A Very Hastings Riot: The story of the town’s iconic net shops
Sheds of various shapes and sizes have stood on the shingle in front of Hastings Old Town for centuries, but it was a council planning decision in 1835 that created the design and layout of the distinctive net shops that can still be seen today.
The buildings were used to stow gear made from natural materials – cotton nets, hemp ropes, canvas sails etc – which would rot if left in the open, especially when wet. Pre-l835, most stood on stones or stumps of wood which let the sea run under them. Some were on wheels, while others were simply old boats turned upside down, or stood upright on their stern.

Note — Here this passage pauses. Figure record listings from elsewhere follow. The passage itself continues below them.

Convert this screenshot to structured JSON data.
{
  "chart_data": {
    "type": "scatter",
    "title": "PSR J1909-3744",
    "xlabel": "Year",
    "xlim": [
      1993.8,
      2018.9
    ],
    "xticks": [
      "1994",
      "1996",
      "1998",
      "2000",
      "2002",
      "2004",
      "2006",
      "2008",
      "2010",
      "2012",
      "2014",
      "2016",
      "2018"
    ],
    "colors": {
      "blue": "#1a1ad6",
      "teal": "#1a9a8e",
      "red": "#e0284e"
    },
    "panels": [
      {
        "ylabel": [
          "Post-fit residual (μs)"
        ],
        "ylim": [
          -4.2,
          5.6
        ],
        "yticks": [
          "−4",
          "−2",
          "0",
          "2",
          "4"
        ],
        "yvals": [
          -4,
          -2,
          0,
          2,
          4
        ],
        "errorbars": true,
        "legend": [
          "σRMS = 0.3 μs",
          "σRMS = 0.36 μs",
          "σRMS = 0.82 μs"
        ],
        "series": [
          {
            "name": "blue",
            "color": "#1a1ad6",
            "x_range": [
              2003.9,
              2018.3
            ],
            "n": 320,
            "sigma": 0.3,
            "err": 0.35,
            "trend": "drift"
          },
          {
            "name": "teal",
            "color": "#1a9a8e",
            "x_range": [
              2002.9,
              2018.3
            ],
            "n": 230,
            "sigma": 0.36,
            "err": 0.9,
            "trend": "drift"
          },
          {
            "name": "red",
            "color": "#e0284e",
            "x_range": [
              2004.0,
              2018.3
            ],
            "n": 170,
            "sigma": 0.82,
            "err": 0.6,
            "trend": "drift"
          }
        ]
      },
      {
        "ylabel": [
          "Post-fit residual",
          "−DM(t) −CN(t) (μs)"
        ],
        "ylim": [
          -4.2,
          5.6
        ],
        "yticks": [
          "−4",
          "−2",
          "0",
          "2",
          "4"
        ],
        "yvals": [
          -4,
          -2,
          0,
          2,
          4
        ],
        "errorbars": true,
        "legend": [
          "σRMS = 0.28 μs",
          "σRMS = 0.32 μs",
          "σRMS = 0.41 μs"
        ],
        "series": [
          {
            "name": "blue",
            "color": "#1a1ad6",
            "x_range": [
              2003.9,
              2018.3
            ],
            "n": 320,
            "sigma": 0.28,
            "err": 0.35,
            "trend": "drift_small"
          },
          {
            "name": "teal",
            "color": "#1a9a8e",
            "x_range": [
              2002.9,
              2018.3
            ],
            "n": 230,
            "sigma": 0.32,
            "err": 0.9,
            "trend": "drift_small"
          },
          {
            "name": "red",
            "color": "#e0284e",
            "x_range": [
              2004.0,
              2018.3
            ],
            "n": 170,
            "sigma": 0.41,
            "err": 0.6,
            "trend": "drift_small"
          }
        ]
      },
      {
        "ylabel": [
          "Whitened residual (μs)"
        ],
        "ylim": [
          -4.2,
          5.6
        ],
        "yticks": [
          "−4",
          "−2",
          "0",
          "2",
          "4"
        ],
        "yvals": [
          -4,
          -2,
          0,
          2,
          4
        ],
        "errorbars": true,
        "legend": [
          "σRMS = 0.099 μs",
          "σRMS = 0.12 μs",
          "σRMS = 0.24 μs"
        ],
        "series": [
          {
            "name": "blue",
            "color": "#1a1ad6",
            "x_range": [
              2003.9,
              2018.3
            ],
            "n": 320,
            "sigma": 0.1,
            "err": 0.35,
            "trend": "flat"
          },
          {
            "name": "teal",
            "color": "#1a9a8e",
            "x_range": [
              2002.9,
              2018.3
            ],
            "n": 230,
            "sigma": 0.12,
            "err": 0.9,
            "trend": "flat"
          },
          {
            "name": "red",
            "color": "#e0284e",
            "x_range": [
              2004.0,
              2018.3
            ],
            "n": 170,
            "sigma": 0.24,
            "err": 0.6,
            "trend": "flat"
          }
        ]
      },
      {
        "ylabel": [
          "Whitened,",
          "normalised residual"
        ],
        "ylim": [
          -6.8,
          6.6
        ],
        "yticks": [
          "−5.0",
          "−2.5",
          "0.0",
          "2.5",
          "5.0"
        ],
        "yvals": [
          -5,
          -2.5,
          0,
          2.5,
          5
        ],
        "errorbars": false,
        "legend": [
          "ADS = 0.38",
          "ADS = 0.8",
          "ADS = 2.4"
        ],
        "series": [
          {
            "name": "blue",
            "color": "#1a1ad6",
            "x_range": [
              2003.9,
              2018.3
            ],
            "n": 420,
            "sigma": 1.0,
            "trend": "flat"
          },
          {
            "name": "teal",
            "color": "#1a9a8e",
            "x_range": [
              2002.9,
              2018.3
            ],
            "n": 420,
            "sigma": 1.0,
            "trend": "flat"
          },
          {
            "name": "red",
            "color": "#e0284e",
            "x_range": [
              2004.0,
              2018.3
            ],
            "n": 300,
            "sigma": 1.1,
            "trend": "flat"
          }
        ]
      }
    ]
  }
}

The boom in the tourist trade in Hastings from around 1815 turned the siting of net shops into a serious problem. There were then about 60 between Tamarisk Steps and the Cutter Inn, and space was becoming more limited as the town expanded. This reached a climax in May 1824 when there was a riot as Hastings Corporation tried to move some net shops and fishmarket stalls standing between the bottom of the High Street and the Cutter Inn in order to widen the road. Seven fishermen and fish sellers ended up in court after they physically stopped corporation officers from moving their property.
Another legal row erupted in 1833, leading Hastings Corporation to commission plans showing exactly where all buildings were on the Stade. The following year the first Hastings sea-defence groyne was constructed beneath the cliffs at Rock-a-Nore. This was designed to protect the Old Town from increasing incursions of the sea and to enable a road to replace the rough track along the beach at the bottom of the cliff.
Large quantities of shingle quickly piled up on the west side of that first groyne creating new ‘ground’ in front of the cliffs. With the number of fishing boats increasing steadily and the existing beach too small for them, boat owners soon moved onto this new piece of land.
But Hastings Council took ownership of the ground, clearing and levelling it. The corporation attempted to ensure there would be no repeat of the 1824 disturbances by forcing the fishermen to sign a ‘memorandum of agreement’. This gave their net shop a specified piece of ground for which they paid an annual rent.
The shops had to be lined up in rows, so that boats could be hauled up between them. Horse-turned capstans were set up between them. The limited ground space meant that they could only get bigger by growing upwards, forcing them to become slim lofty buildings, rather like the skyscrapers in New York.
At least 36 of the 39 net shops given a Grade II* listing in 2010 were built following the 1835 agreement.